Sumário: 1. Introdução, 2. Dos filhos havidos no casamento, 3. Dos filhos havidos fora do casamento, 4. Da família natural, 5. Investigação de Paternidade e de Maternidade
1. Introdução
A procriação gera efeitos jurídicos, não mais importando a qualidade de filho de criação de deveres e direitos. Das mais importantes e louváveis, sem dúvida, é a inovação trazida ao nosso direito pela Constituição Federal de 1988, que diz que os filhos, havidos ou não da relação do casamento, ou por adoção, terão os mesmos direitos e qualificações, proibidas quaisquer designações discriminatórias relativas à filiação.
A distinção odiosa já havia sido repelida no anteprojeto do Código Civil que, adotando a concepção unitária, já existente em muitos países, substituiu os capítulos relativos à filiação legítima e a filiação ilegítima pelas expressões "Dos filhos havidos no casamento" e "Dos filhos havidos fora do casamento".
O efeito jurídico da filiação é conseqüência natural da procriação. Não mais acontecerá que aqueles, que biologicamente eram filhos, não fossem juridicamente considerados como tais. À filiação civil, que é aquela resultante da adoção, deu-se o mesmo status de filho de sangue, inclusive para efeitos sucessórios.

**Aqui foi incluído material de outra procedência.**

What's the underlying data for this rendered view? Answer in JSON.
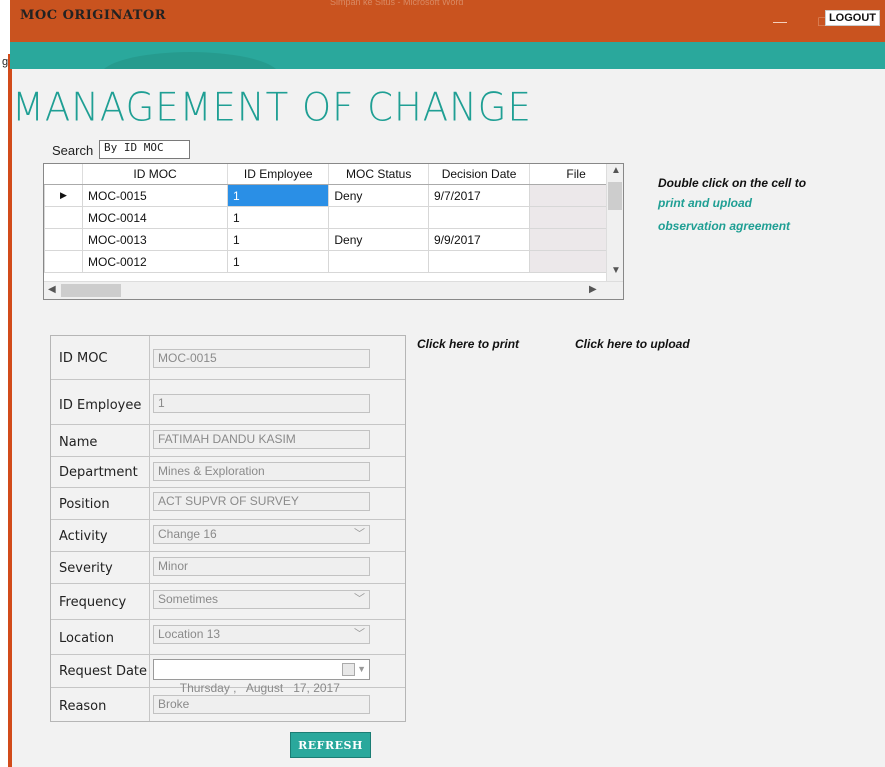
{
  "window": {
    "background_title": "Simpan ke Situs - Microsoft Word",
    "minimize": "—",
    "maximize": "□",
    "close": "✕"
  },
  "header": {
    "title": "MOC ORIGINATOR",
    "logout_label": "LOGOUT"
  },
  "page_title": "MANAGEMENT OF CHANGE",
  "search": {
    "label": "Search",
    "value": "By ID MOC"
  },
  "grid": {
    "columns": [
      "ID MOC",
      "ID Employee",
      "MOC Status",
      "Decision Date",
      "File"
    ],
    "rows": [
      {
        "id_moc": "MOC-0015",
        "id_employee": "1",
        "status": "Deny",
        "decision_date": "9/7/2017",
        "file": ""
      },
      {
        "id_moc": "MOC-0014",
        "id_employee": "1",
        "status": "",
        "decision_date": "",
        "file": ""
      },
      {
        "id_moc": "MOC-0013",
        "id_employee": "1",
        "status": "Deny",
        "decision_date": "9/9/2017",
        "file": ""
      },
      {
        "id_moc": "MOC-0012",
        "id_employee": "1",
        "status": "",
        "decision_date": "",
        "file": ""
      }
    ],
    "current_row_marker": "▶"
  },
  "hints": {
    "line1": "Double click on the cell to",
    "line2": "print and upload",
    "line3": "observation agreement",
    "print": "Click here to print",
    "upload": "Click here to upload"
  },
  "form": {
    "id_moc": {
      "label": "ID MOC",
      "value": "MOC-0015"
    },
    "id_employee": {
      "label": "ID Employee",
      "value": "1"
    },
    "name": {
      "label": "Name",
      "value": "FATIMAH DANDU KASIM"
    },
    "department": {
      "label": "Department",
      "value": "Mines & Exploration"
    },
    "position": {
      "label": "Position",
      "value": "ACT SUPVR OF SURVEY"
    },
    "activity": {
      "label": "Activity",
      "value": "Change 16"
    },
    "severity": {
      "label": "Severity",
      "value": "Minor"
    },
    "frequency": {
      "label": "Frequency",
      "value": "Sometimes"
    },
    "location": {
      "label": "Location",
      "value": "Location 13"
    },
    "request_date": {
      "label": "Request Date",
      "value": "Thursday ,   August   17, 2017"
    },
    "reason": {
      "label": "Reason",
      "value": "Broke"
    }
  },
  "refresh_label": "REFRESH",
  "colors": {
    "titlebar": "#c9531f",
    "accent": "#2aa89c",
    "selection": "#2a8fe6"
  }
}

Fiel a esse princípio, a Lei 7.841, de 17/10/1989, revogou o art. 358 do CC, que vedava o reconhecimento dos filhos adulterinos e incestuos. Nada impede, agora, o reconhecimento de filho de qualquer condição, seja no termo do nascimento, seja por escritura pública, ou por testamento, que são formas únicas de reconhecimento voluntário a que se refere o art. 357 do CC.
Vale lembrar, no entanto, a distinção que, até agora, se fazia em nosso Direito positivo e que ainda se encontra em nosso vigente Código Civil. A filiação é natural quando resulta da procriação, podendo ser legítima ou ilegítima, e é civil quando decorre da adoção simples ou plena, atos jurídicos em virtude dos quais alguém assume a situação de pai.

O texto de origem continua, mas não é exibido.